Vice Media is readying plans to launch a US TV network, and a dozen in Europe next year, as the fast-growing digital video news network moves in on traditional media.
Co-founder Shane Smith said Vice is in expansion mode, now is in 28 countries, and is connecting with viewers on various platforms.
"We want to be able to go to our brands and say we can do TV, we can do mobile, we can do online...we can do everything," Smith told CNBC in an interview this week.
Smith offered no details on the plans. But the New York Post reported this year that Vice was set to acquire the History Channel's H2 cable channel from A&E for its own programming.
Vice declined to respond to an AFP query on its expansion plans.
Vice, which traces its origins to a magazine in Canada, earlier this year launched its own channel in partnership with Canadian-based Rogers Communications, which is producing news, drama, documentaries and programming aimed at the 18-to-34 viewer.
Smith said Vice's revenue is on track to hit $1 billion this year and to double over the next two years. He said acquisition talks have been held "at a valuation of $5 billion" for the Brooklyn-based media group
"We're sort of topping out the valuation that a media company could buy us," he told CNBC.
"And once you get into the next wave it's either the major telco or Apple or Google. Then you have to look at well if we become to expensive for media, do we go public?"
Even though moving into television will be expensive, Smith said it makes sense because that its still a major source of ad revenue.
He said the company could be a "content creation engine" for many platforms.
"So you can actually take money from TV and put it into mobile, which is quite frankly more difficult to monetize," he added.

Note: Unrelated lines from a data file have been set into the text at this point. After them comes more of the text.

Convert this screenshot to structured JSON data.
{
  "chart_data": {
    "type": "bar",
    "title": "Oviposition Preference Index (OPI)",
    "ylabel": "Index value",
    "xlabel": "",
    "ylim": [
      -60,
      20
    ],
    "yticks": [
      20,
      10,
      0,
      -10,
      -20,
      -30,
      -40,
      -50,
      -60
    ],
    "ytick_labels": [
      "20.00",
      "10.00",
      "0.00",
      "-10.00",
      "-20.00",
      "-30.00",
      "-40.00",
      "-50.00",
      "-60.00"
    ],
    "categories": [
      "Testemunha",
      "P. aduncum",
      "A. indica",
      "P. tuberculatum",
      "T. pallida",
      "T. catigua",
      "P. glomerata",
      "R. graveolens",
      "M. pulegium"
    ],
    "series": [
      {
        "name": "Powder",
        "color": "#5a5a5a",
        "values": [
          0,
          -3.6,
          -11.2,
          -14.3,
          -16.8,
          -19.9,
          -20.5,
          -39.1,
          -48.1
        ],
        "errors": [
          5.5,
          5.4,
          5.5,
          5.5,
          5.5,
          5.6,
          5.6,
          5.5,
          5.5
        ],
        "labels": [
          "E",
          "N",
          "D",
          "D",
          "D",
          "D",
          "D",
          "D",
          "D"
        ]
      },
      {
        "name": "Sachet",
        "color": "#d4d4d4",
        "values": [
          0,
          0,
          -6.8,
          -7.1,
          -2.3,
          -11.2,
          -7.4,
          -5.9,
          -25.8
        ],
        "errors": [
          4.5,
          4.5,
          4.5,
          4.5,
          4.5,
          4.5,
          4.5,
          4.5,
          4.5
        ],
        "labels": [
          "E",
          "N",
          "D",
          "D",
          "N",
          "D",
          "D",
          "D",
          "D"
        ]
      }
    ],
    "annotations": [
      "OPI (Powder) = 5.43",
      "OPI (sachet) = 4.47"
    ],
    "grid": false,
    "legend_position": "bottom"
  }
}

Vice, which has raised more than $500 million in funding, gained notoriety for sending former NBA star Dennis Rodman to North Korea in 2013.
It also won praise for a five-part documentary on the inner workings of IS, the militant Islamist group in the Middle East.
Vice operates a popular YouTube channel and also produces news programming for Time Warner's HBO. In France it produces a daily news segment for France 4 television.
- 'It's vindication' -
While Vice has cultivated a "bad boy" image, its success has captured the attention of the media world as it connects with young audiences.
"When we first started with news everyone said, 'oh, Vice is doing news' and sort of look down their nose at us and now Netflix is saying, well, we're going to do a Vice News, The New York Times is saying we're going to do Vice News," Smith said.
"A year ago, everybody was laughing at us. It's vindication."
Investors in Vice include the Murdoch family's 21st Century Fox, cable channel A&E and the Technology Crossover Venture fund.